Reservations can’t be an entitlement in perpetuity
The Maratha stir was fuelled by feelings of alienation in a skill-oriented economy
VP Singh, former prime minister and architect of the Mandal commission, once described reservation as a “transitory demand till we achieve the objective of education and employment for all”. But the violent agitations for reservation based on caste, which began with Mandal, have moved from being affirmative action to entitlement for many castes, including the Marathas whose protests rocked Maharashtra before being called off. The community had earlier been promised 16% reservation in government jobs. This is pending in the high court.
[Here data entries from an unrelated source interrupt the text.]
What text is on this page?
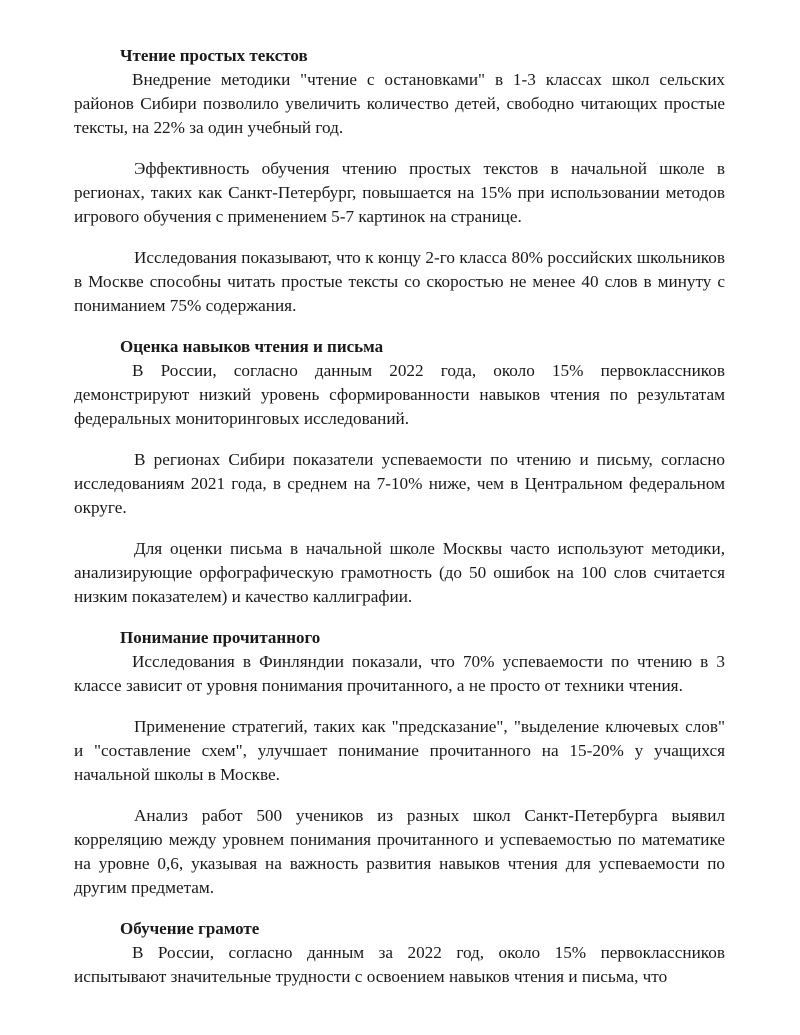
Чтение простых текстов

Внедрение методики "чтение с остановками" в 1-3 классах школ сельских районов Сибири позволило увеличить количество детей, свободно читающих простые тексты, на 22% за один учебный год.

Эффективность обучения чтению простых текстов в начальной школе в регионах, таких как Санкт-Петербург, повышается на 15% при использовании методов игрового обучения с применением 5-7 картинок на странице.

Исследования показывают, что к концу 2-го класса 80% российских школьников в Москве способны читать простые тексты со скоростью не менее 40 слов в минуту с пониманием 75% содержания.

Оценка навыков чтения и письма

В России, согласно данным 2022 года, около 15% первоклассников демонстрируют низкий уровень сформированности навыков чтения по результатам федеральных мониторинговых исследований.

В регионах Сибири показатели успеваемости по чтению и письму, согласно исследованиям 2021 года, в среднем на 7-10% ниже, чем в Центральном федеральном округе.

Для оценки письма в начальной школе Москвы часто используют методики, анализирующие орфографическую грамотность (до 50 ошибок на 100 слов считается низким показателем) и качество каллиграфии.

Понимание прочитанного

Исследования в Финляндии показали, что 70% успеваемости по чтению в 3 классе зависит от уровня понимания прочитанного, а не просто от техники чтения.

Применение стратегий, таких как "предсказание", "выделение ключевых слов" и "составление схем", улучшает понимание прочитанного на 15-20% у учащихся начальной школы в Москве.

Анализ работ 500 учеников из разных школ Санкт-Петербурга выявил корреляцию между уровнем понимания прочитанного и успеваемостью по математике на уровне 0,6, указывая на важность развития навыков чтения для успеваемости по другим предметам.

Обучение грамоте

В России, согласно данным за 2022 год, около 15% первоклассников испытывают значительные трудности с освоением навыков чтения и письма, что
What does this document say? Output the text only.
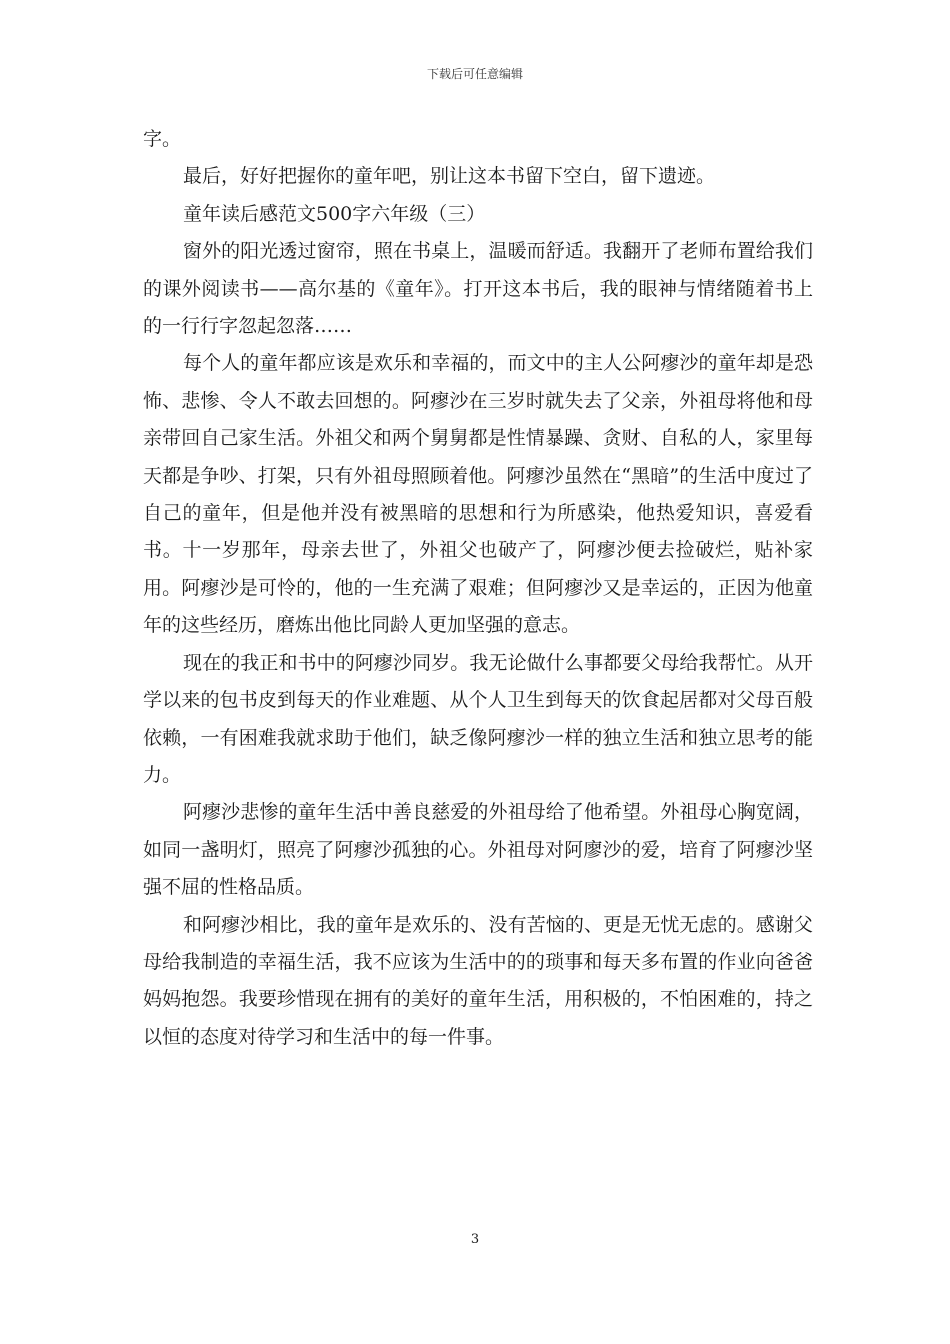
下载后可任意编辑

字。

最后，好好把握你的童年吧，别让这本书留下空白，留下遗迹。

童年读后感范文500字六年级（三）

窗外的阳光透过窗帘，照在书桌上，温暖而舒适。我翻开了老师布置给我们的课外阅读书——高尔基的《童年》。打开这本书后，我的眼神与情绪随着书上的一行行字忽起忽落……

每个人的童年都应该是欢乐和幸福的，而文中的主人公阿瘳沙的童年却是恐怖、悲惨、令人不敢去回想的。阿瘳沙在三岁时就失去了父亲，外祖母将他和母亲带回自己家生活。外祖父和两个舅舅都是性情暴躁、贪财、自私的人，家里每天都是争吵、打架，只有外祖母照顾着他。阿瘳沙虽然在“黑暗”的生活中度过了自己的童年，但是他并没有被黑暗的思想和行为所感染，他热爱知识，喜爱看书。十一岁那年，母亲去世了，外祖父也破产了，阿瘳沙便去捡破烂，贴补家用。阿瘳沙是可怜的，他的一生充满了艰难；但阿瘳沙又是幸运的，正因为他童年的这些经历，磨炼出他比同龄人更加坚强的意志。

现在的我正和书中的阿瘳沙同岁。我无论做什么事都要父母给我帮忙。从开学以来的包书皮到每天的作业难题、从个人卫生到每天的饮食起居都对父母百般依赖，一有困难我就求助于他们，缺乏像阿瘳沙一样的独立生活和独立思考的能力。

阿瘳沙悲惨的童年生活中善良慈爱的外祖母给了他希望。外祖母心胸宽阔，如同一盏明灯，照亮了阿瘳沙孤独的心。外祖母对阿廖沙的爱，培育了阿瘳沙坚强不屈的性格品质。

和阿瘳沙相比，我的童年是欢乐的、没有苦恼的、更是无忧无虑的。感谢父母给我制造的幸福生活，我不应该为生活中的的琐事和每天多布置的作业向爸爸妈妈抱怨。我要珍惜现在拥有的美好的童年生活，用积极的，不怕困难的，持之以恒的态度对待学习和生活中的每一件事。

3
What was once meant to give castes at the bottom of the heap a leg up has now become something sought by affluent and dominant castes in many states, many of them seeking a slide down to carve out state benefits. The Marathas are by no means a poor or oppressed caste but the agitation was because they have not been able to come to grips with the fact that so-called lower castes have bypassed them in term of jobs and education at a time when landholdings are dwindling and an agrarian crisis is upon them. They are also resentful that the government had given in to their demands and agreed to reserve jobs for them before this was put on hold by the Bombay High Court. The genesis for most of these agitations is promises by political parties with no thought to how they can be implemented. Such promises are made at election time and left open ended. When the party in question is not able to deliver or the courts reverse the decision, the agitations turn violent as they have in this case.
The State must address the reasons for the inability of many castes to transition from agriculture to the formal sector and also work to make agriculture more remunerative. Unless the root cause of feelings of alienation in a growing skill-oriented economy are tackled, such agitations which turn violent at considerable cost to the economy will continue.